Pourquoi la disparition d’Angel Nieto est un événement majeur

La légende du pilote espagnol dépassait largement les frontières de son pays, de même que celles de la moto et du sport en général. Devenu grand grâce aux petites cylindrées, Angel Nieto était en fait immense…

Au cœur de cet été 2017, l’Espagne pleure le départ d’une idole. Qu’on ne s’y trompe pas, cela n’a rien à voir avec le transfert de Neymar au PSG. Le jour même où le footballeur brésilien annonçait à ses coéquipiers son départ du FC Barcelone, le club catalan s’est fendu d’un tweet déplorant une grande perte pour le monde du sport en la personne d’Angel Nieto, pourtant lié… à Madrid.

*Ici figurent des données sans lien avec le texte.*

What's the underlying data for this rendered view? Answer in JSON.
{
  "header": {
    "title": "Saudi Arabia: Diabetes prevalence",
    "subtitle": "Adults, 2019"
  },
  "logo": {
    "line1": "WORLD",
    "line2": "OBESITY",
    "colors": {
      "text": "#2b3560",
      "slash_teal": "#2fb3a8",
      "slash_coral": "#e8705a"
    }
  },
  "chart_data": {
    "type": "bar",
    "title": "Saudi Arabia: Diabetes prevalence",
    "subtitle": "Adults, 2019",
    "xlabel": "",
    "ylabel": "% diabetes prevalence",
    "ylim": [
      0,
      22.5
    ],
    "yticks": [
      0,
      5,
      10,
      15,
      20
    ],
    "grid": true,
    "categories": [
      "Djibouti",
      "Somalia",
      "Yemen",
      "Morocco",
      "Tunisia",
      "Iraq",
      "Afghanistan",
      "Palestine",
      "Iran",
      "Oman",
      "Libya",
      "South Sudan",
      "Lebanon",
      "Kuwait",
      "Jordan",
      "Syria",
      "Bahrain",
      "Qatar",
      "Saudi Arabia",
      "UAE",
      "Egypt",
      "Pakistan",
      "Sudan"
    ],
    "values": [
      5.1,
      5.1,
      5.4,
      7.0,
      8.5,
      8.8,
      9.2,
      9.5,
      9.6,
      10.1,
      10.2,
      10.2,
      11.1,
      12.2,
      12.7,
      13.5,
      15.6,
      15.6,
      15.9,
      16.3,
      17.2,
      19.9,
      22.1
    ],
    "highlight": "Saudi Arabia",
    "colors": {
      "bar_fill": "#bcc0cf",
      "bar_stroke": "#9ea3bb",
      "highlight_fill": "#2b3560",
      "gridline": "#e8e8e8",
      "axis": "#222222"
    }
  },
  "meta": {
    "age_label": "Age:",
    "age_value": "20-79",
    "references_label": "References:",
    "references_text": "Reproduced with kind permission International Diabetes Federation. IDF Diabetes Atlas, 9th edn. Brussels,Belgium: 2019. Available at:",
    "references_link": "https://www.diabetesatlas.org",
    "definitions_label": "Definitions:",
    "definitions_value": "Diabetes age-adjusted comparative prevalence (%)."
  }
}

Du tennisman Rafael Nadal au cycliste Alberto Contador, en passant par le pilote de Formule 1 Fernando Alonso, la nageuse Mireia Belmonte ou le basketteur Pau Gasol, les sportifs espagnols rendaient un hommage unanime et attristé au légendaire pilote moto, décédé à l’âge de 70 ans ce 3 août, des suites d’un accident de la route sur l’île d’Ibiza quelques jours plus tôt. La Maison du Roi d’Espagne elle-même a salué la mémoire de l’immense champion qu’était Angel Nieto, dès la fin des années 60. « Il était l’un des rares sportifs espagnols à émerger du monde d’après-guerre verrouillé par la dictature franquiste », écrit notre confrère américain Julian Ryder, qui compare la renommée de Nieto à l’époque à celle du torero El Cordobes. A chacun de ses faits d’armes, Angel n’échappait pas aux félicitations de Franco, lequel « savait à peine de quoi il était champion », relève Le Monde dans l’article qu’il a consacré à la disparition du champion espagnol. Malgré la fièvre Neymar, les médias français n’ont pas non plus fait l’impasse sur l’accident fatal au légendaire pilote espagnol, des plus sérieux aux plus légers… jusqu’à Pure People, qui n’a pas manqué de relever que l’actrice et top Model Elsa Pataky, compagne de Chris Hemsworth, était effondrée.

L'égal d'Agostini et de Rossi 

Si la dimension d’Angel Nieto traversait donc les sports, les époques et les frontières, c’est évidemment dans la monde de la moto qu’elle était la plus immense. Premier pilote espagnol à être devenu champion du monde en Grands Prix, Angel Nieto se classe second dans la hiérarchie du sport moto au niveau des titres mondiaux, derrière l’intouchable Giacomo Agostini, qui ne manquait jamais de s'afficher à ses côtés dans les multiples événements consacrés au sport moto. De sa première couronne décrochée en 1969 au guidon d’une Derbi au dernier acquis 15 ans plus tard avec une Garelli, c’est avec un total de 6 titres en 50 cm3 et 7 en 125 que le superstitieux pilote espagnol (l’addition faisait «12+1» selon lui) achèvera sa carrière riche de 90 victoires en Grands Prix. Seuls les non moins légendaires Italiens Agostini et Valentino Rossi ont fait mieux… 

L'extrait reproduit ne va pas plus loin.